9.1  In order to prevent dilution or enlargement of the benefits or potential
     benefits intended to be made available to the Employees under the Plan, and
     subject to any required action by the shareholders and the Board of the
     Company and the terms and conditions of the Plan, the Committee shall
     adjust the number of Shares subject to outstanding Options or Options to be
     granted and the grant or exercise price of any Option for any increase or
     decrease in the number of issued shares resulting from a scrip dividend,
     combination or reclassification of the Shares, reorganization, merger,
     consolidation, split-up, spin-off, combination, exchange of Shares or other
     securities of the Company or other similar events.

9.2  Upon any adjustment required to be made pursuant to Section 9.1, the
     Company shall notify the Optionee in writing and deliver to him a statement
     setting forth the exercise or grant price thereafter in effect and the
     class and/or number of Shares thereafter to be issued on the exercise of
     the Option. Any adjustment shall take effect upon such written notification
     being given.

9.3  In the event of the proposed dissolution or liquidation of the Company, the
     Board shall notify the Optionee at least 10 days prior to such proposed
     action. Options not exercised shall terminate immediately prior to the
     consummation of such proposed action. In the event of a merger of the
     Company with or into another corporation, the Option shall be assumed or an
     equivalent option shall be substituted by such successor corporation. In
     the event that such successor corporation does not agree to assume the
     Option or the




     substitute of an equivalent option, the Optionees shall be entitled to
     exercise all the Options that are exercisable on the date of the proposed
     merger during a reasonable period of time as determined by the Committee.
     The Committee shall notify the Optionees in writing of the fact that the
     Option shall be fully exercisable during a given period of time, and the
     Options will terminate upon expiration of such period.


10.  If the Optionee's employment with the Employer is terminated for any reason
     howsoever arising, the rights (if any) of the Optionee or his successor (as
     in the case of the Optionee's death) to exercise any Option and if so, the
     terms on which such rights may be exercised, shall, unless otherwise
     specified in the Option Agreement, be determined at the sole discretion of
     the Committee.


11.  Amendment and Termination.

11.1 The Board may amend, alter, suspend, discontinue or terminate the Plan or
     any portion thereof at any time; provided that no such amendment,
     alteration, suspension, discontinuation or termination shall be made
     without shareholder's approval if such approval is necessary under
     applicable laws or regulations. Notwithstanding anything to the contrary
     herein, the Board may amend the Plan in such manner as necessary to make
     the Plan in conformity with local rules and regulations in any
     jurisdiction.

11.2 The Committee may waive or amend any terms of, or alter, suspend,
     discontinue, cancel or terminate any Option granted hereunder,
     prospectively or retroactively, provided that the Optionee being adversely
     affected by such change consents in writing to such change of the Options.

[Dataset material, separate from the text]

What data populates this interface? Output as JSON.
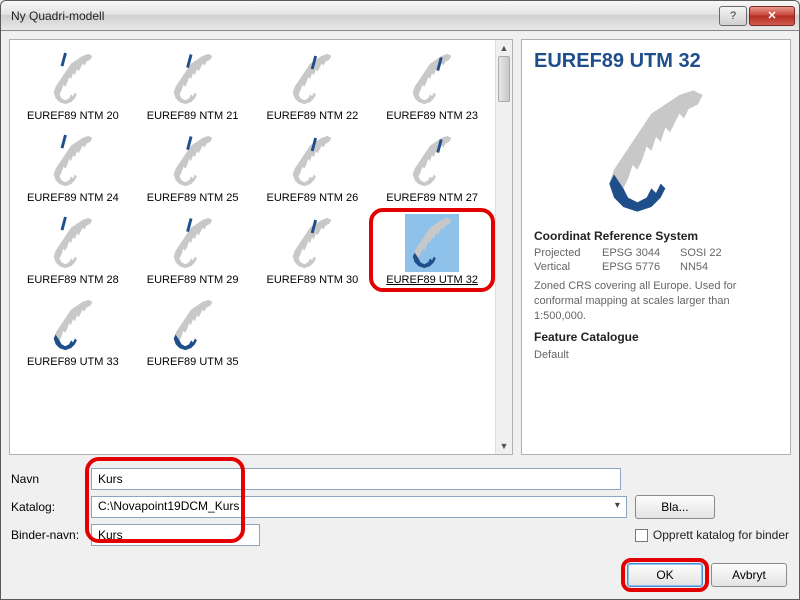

12.  The Option may not be sold, pledged, assigned, disposed, transferred, or
     encumbered of in any manner other than by will or by the laws of descent or
     distribution and may be exercised, during the lifetime of the Optionee,
     only by the Optionee.


13.  The Company shall provide to each Optionee, during the period for which
     such Optionee has one or more Options outstanding, copies of all annual
     reports and other information which are provided to all shareholders of the
     Company.


14.  Nothing contained in the Plan shall prevent the Company or its Subsidiaries
     from adopting or continuing in effect other compensation arrangements which
     may or may not provide for the grant of options of shares.


15.  The grant of an Option or any thing contained in the Plan or the Option
     Agreement shall not be construed as conferring upon the Optionees any right
     with respect to continuation of employment by the Company, nor shall it
     interfere in any way with the Employer's right to terminate the employment
     at any time, with or without cause. The terms of employment of an Employee
     shall not be affected by the execution of the Plan. The Options granted
     under the Plan shall not form a part of the terms of employment of an
     Employee or entitle him to take into account the Options granted under the
     Plan in calculating any compensation or damages on the termination of his
     employment for any reason.


16.  The validity, interpretation and application of the Plan shall be governed
     by the laws of the Republic of Singapore.


17.  Any provision of this Plan or the Option Agreement which is invalid or
     unenforceable in whole or in part or shall cause the disqualification of
     the Company from the application of any laws, regulations, rules or
     requirements of which the qualification is deemed necessary by the Board,
     shall be construed in a way that will satisfy the requirements under such
     laws, regulations and requirements. If it cannot be so construed, such
     provision shall be severable in whole or part from the Plan or the Option
     Agreement, so that such invalidity, unenforceability or disqualification
     shall not affect any other provision hereof.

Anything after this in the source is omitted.